Board members, particularly investment committee members, also had frequent conflicts of interest because their firms regularly conducted business with Y.U., the channel reported.
The channel’s investigation, conducted with TakePart, a digital news and lifestyle magazine, also found that Y.U. has borrowed heavily to finance and expand the university’s schools. Between 2001 and 2008 spending at the school increased by 68%, even as revenues rose by only 25%.
During the past six years, as Y.U. has struggled through operating losses of tens of millions of dollars, spending has risen by 33%, according to the channel.
Y.U. rejected the report’s conclusions in a statement.

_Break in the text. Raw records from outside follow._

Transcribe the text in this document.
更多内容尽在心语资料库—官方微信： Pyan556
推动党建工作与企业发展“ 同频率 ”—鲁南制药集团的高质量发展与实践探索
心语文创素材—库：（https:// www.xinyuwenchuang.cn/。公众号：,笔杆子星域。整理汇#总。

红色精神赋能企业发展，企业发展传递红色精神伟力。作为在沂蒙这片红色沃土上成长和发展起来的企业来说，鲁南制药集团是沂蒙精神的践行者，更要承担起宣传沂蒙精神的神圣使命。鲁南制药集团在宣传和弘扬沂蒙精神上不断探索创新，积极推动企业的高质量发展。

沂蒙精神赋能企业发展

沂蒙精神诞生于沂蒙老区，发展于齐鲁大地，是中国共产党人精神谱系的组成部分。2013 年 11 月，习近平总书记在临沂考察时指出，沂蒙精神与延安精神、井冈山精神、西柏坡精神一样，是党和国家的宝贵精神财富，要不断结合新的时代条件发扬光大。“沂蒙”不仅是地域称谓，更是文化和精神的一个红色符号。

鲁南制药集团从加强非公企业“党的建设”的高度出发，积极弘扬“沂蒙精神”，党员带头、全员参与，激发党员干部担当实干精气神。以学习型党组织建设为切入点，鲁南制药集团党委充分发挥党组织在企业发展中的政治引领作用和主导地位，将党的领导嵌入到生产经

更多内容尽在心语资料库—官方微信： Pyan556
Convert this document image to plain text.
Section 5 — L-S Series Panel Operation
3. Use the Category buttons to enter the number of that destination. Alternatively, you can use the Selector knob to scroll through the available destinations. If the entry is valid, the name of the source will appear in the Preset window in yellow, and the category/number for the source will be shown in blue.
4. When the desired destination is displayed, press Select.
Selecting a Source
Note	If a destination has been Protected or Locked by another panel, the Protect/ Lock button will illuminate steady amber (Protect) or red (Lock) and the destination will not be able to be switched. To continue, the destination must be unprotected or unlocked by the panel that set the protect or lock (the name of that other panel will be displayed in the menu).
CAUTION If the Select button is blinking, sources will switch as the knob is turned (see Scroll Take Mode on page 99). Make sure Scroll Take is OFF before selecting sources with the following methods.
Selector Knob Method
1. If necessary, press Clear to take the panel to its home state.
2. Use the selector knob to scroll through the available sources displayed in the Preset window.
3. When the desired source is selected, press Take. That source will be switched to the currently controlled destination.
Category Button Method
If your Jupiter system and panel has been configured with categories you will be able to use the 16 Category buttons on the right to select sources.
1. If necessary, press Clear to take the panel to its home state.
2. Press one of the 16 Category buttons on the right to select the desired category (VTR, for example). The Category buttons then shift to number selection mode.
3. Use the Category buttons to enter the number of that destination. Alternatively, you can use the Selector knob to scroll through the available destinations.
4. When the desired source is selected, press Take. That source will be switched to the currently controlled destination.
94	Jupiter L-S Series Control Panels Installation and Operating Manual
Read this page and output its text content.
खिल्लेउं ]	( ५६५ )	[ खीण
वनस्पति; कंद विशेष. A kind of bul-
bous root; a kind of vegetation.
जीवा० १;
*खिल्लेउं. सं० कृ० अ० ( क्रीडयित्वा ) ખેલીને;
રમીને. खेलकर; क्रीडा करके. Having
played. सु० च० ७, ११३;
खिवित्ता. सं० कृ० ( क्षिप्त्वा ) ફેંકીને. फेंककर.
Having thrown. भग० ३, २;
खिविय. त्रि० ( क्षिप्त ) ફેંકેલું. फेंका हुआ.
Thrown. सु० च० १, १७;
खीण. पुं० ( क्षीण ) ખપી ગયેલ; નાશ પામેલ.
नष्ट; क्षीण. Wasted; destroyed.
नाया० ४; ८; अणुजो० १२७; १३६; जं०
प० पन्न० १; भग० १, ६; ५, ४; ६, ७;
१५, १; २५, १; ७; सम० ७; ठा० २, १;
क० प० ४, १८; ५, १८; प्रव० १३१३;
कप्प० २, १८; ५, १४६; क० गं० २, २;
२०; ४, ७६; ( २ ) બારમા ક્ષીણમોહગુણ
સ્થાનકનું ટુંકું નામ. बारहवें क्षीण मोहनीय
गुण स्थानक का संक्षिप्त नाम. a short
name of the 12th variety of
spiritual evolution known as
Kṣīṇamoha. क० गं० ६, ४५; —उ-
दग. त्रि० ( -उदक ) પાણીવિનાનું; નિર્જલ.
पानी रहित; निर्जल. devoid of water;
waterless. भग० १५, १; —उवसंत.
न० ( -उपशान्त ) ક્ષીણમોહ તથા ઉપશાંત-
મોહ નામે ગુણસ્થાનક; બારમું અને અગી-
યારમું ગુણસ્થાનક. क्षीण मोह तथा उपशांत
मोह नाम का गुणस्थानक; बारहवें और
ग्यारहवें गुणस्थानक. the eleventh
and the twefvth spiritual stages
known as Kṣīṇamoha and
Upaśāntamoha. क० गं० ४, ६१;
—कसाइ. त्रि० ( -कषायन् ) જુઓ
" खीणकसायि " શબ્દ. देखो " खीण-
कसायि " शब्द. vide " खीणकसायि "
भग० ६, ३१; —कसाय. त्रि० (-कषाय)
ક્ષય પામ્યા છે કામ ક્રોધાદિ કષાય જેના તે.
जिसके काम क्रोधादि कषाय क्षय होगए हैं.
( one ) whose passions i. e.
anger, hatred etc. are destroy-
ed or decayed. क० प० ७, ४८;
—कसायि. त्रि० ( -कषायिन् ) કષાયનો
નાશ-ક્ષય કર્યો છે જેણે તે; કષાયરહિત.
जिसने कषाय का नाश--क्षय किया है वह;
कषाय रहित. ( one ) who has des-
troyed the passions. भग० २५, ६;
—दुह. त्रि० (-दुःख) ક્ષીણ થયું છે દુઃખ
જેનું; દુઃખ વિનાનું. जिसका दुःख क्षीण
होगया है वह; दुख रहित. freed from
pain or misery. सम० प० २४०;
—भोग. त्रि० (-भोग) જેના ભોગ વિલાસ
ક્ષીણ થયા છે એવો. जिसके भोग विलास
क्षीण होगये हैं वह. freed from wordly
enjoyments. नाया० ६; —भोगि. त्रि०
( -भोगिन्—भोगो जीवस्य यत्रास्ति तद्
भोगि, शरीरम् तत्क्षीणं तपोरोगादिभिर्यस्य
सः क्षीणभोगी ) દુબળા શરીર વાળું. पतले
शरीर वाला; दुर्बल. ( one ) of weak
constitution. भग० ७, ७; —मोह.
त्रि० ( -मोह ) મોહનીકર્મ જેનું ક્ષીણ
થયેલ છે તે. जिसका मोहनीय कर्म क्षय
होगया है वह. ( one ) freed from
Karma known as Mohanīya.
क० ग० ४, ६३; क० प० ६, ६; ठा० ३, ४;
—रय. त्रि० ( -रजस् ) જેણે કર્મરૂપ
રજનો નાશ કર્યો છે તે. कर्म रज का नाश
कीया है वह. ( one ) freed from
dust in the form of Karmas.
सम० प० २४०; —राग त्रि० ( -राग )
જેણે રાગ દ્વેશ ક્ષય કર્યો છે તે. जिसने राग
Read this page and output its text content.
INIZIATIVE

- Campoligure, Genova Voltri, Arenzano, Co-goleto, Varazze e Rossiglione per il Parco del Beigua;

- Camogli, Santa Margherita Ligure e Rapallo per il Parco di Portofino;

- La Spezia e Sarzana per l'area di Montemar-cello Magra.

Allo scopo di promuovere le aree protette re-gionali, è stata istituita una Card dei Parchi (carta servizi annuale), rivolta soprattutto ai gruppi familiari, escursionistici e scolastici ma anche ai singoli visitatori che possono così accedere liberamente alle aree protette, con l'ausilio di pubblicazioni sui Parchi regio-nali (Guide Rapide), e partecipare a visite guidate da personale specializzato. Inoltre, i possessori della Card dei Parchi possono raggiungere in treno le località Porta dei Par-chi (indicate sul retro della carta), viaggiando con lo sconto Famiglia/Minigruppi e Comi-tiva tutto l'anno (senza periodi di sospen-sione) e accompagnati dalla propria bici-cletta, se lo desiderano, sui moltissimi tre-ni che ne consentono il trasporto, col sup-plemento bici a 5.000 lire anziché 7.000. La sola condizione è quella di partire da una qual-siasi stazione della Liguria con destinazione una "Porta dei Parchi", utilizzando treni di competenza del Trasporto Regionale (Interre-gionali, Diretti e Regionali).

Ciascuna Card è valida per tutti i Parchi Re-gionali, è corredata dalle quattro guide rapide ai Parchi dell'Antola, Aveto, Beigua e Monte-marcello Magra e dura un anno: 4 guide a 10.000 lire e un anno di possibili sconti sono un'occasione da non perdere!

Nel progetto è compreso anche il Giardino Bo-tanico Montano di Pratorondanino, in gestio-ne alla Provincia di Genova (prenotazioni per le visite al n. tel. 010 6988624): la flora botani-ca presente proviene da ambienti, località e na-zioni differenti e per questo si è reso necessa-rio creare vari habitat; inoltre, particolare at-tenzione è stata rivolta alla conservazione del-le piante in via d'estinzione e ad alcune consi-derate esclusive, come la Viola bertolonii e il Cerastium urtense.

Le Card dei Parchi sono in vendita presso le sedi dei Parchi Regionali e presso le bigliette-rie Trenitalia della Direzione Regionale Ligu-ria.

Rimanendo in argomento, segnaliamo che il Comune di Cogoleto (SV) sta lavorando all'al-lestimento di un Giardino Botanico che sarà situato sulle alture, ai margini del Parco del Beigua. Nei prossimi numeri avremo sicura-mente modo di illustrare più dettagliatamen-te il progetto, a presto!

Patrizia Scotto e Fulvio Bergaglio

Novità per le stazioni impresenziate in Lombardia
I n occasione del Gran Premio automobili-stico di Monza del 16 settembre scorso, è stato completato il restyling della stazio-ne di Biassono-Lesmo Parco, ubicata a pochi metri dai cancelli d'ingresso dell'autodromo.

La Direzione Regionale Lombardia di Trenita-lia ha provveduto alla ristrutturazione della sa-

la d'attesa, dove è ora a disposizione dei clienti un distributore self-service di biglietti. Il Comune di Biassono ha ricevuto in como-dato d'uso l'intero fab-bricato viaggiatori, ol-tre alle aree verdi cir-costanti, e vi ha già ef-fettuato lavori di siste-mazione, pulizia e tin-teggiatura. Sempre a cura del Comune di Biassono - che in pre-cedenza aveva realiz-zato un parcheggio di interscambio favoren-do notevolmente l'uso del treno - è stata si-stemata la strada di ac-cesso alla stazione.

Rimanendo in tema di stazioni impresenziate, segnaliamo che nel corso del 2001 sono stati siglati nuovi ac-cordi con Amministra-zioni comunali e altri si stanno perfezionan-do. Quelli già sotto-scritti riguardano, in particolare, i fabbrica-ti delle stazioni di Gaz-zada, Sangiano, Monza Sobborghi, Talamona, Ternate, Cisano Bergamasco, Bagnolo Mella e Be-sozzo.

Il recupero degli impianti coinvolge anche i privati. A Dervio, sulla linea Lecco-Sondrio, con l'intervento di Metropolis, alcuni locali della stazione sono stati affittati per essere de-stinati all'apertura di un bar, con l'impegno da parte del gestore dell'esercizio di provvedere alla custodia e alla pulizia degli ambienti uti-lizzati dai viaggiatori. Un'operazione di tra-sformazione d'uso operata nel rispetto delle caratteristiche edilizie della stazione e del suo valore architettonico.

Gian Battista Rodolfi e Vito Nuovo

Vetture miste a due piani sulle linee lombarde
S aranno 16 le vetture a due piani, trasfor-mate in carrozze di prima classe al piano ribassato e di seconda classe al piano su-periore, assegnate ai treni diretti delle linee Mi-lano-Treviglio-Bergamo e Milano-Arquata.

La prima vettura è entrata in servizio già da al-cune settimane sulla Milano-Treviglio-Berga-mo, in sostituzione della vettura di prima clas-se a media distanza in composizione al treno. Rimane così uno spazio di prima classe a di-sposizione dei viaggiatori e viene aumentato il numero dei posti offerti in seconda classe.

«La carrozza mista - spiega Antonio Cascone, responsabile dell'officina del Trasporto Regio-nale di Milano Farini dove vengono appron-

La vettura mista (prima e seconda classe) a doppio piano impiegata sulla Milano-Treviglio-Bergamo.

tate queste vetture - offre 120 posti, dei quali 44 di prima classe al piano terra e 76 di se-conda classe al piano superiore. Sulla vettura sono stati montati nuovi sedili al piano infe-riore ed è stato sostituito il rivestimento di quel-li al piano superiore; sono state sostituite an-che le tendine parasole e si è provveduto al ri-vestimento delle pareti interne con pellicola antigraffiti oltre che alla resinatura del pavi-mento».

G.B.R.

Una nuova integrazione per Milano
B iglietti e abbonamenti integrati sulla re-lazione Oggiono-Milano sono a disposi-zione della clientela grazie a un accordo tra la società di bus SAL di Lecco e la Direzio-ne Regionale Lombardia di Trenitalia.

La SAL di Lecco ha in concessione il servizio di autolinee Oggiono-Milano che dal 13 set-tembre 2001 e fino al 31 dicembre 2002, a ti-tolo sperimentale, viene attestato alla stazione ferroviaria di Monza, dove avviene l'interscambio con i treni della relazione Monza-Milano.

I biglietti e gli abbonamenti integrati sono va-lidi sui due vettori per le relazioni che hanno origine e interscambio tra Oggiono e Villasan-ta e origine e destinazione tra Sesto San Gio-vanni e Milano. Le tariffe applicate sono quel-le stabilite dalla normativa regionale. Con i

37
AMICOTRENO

“It’s unfortunate that Yeshiva University wasn’t given sufficient opportunity to react to the TakePart article, which is full of half-truths and inaccuracies from as far back as a decade ago,” the statement said. “The writer, who admits that he has an axe to grind with YU, claims to have worked on the article for two years, but contacted YU less than two days before publication, presented limited information that he planned to report and ignored most of what he was provided. Given the poor quality of this article apparently written for no purpose other than to damage YU, we will remain focused on the future and have no further comment on this matter, other than to share that YU has invested in its core, our students and faculty, with great results, and will continue to do so. Today, YU’s investment portfolio is strong and professionally managed by our investment office with careful board oversight and best-in-class conflict of interest policies in place.”